You can totally customize your settings, use a formulated preset, or a combination of both. If you find one that you create useful, you can create a customized preset, and save it for later use. You can export, or email a user setting if you need to share.
Exposure has five tabs. The first is "Settings" and is the most basic of all of all. Here you choose a film style and it is applied to the preview. You can then stop there, and you will have the Alien Skins rendition of that type of film. It would appear that there are many hours of work that went into matching these film types, and as such, would be a perfectly good place to stop as well.

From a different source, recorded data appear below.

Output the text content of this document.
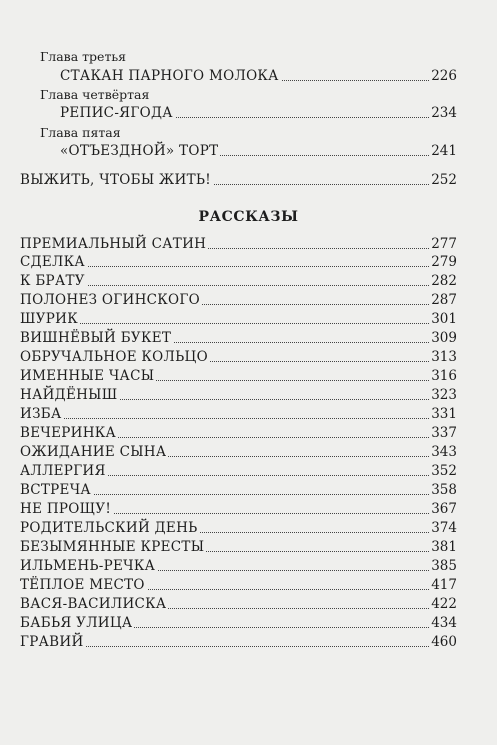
Глава третья
СТАКАН ПАРНОГО МОЛОКА	226
Глава четвёртая
РЕПИС-ЯГОДА	234
Глава пятая
«ОТЪЕЗДНОЙ» ТОРТ	241
ВЫЖИТЬ, ЧТОБЫ ЖИТЬ!	252
РАССКАЗЫ
ПРЕМИАЛЬНЫЙ САТИН	277
СДЕЛКА	279
К БРАТУ	282
ПОЛОНЕЗ ОГИНСКОГО	287
ШУРИК	301
ВИШНЁВЫЙ БУКЕТ	309
ОБРУЧАЛЬНОЕ КОЛЬЦО	313
ИМЕННЫЕ ЧАСЫ	316
НАЙДЁНЫШ	323
ИЗБА	331
ВЕЧЕРИНКА	337
ОЖИДАНИЕ СЫНА	343
АЛЛЕРГИЯ	352
ВСТРЕЧА	358
НЕ ПРОЩУ!	367
РОДИТЕЛЬСКИЙ ДЕНЬ	374
БЕЗЫМЯННЫЕ КРЕСТЫ	381
ИЛЬМЕНЬ-РЕЧКА	385
ТЁПЛОЕ МЕСТО	417
ВАСЯ-ВАСИЛИСКА	422
БАБЬЯ УЛИЦА	434
ГРАВИЙ	460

On the other hand, if you are like me, good enough is, well, never good enough. So the other tabs were made for people like me. The "Color" tab for color film covers color casts and saturation. You have a set of sliders that manipulate the overall intensity, filter density and saturation. For Black and White, this controls the conversion of color images to Black and White.
On the Black and White Film filter, you also have an Infrared Tab that controls special effects that simulate infrared film. This of course is only a close approximation, since there is no infrared information contained in your image.
The Tone Tab controls items like contrast, brightness, shadows, and highlights. There is a curve editor that displays how input brightness is converted to output brightness. You can manipulate the full spectrum with RGB, or you can manipulate a channel at a time.
The Focus Tab contains controls for sharpening and blurring an image. You control the amount, the radius, and threshold when sharpening, and the Opacity and radius when blurring.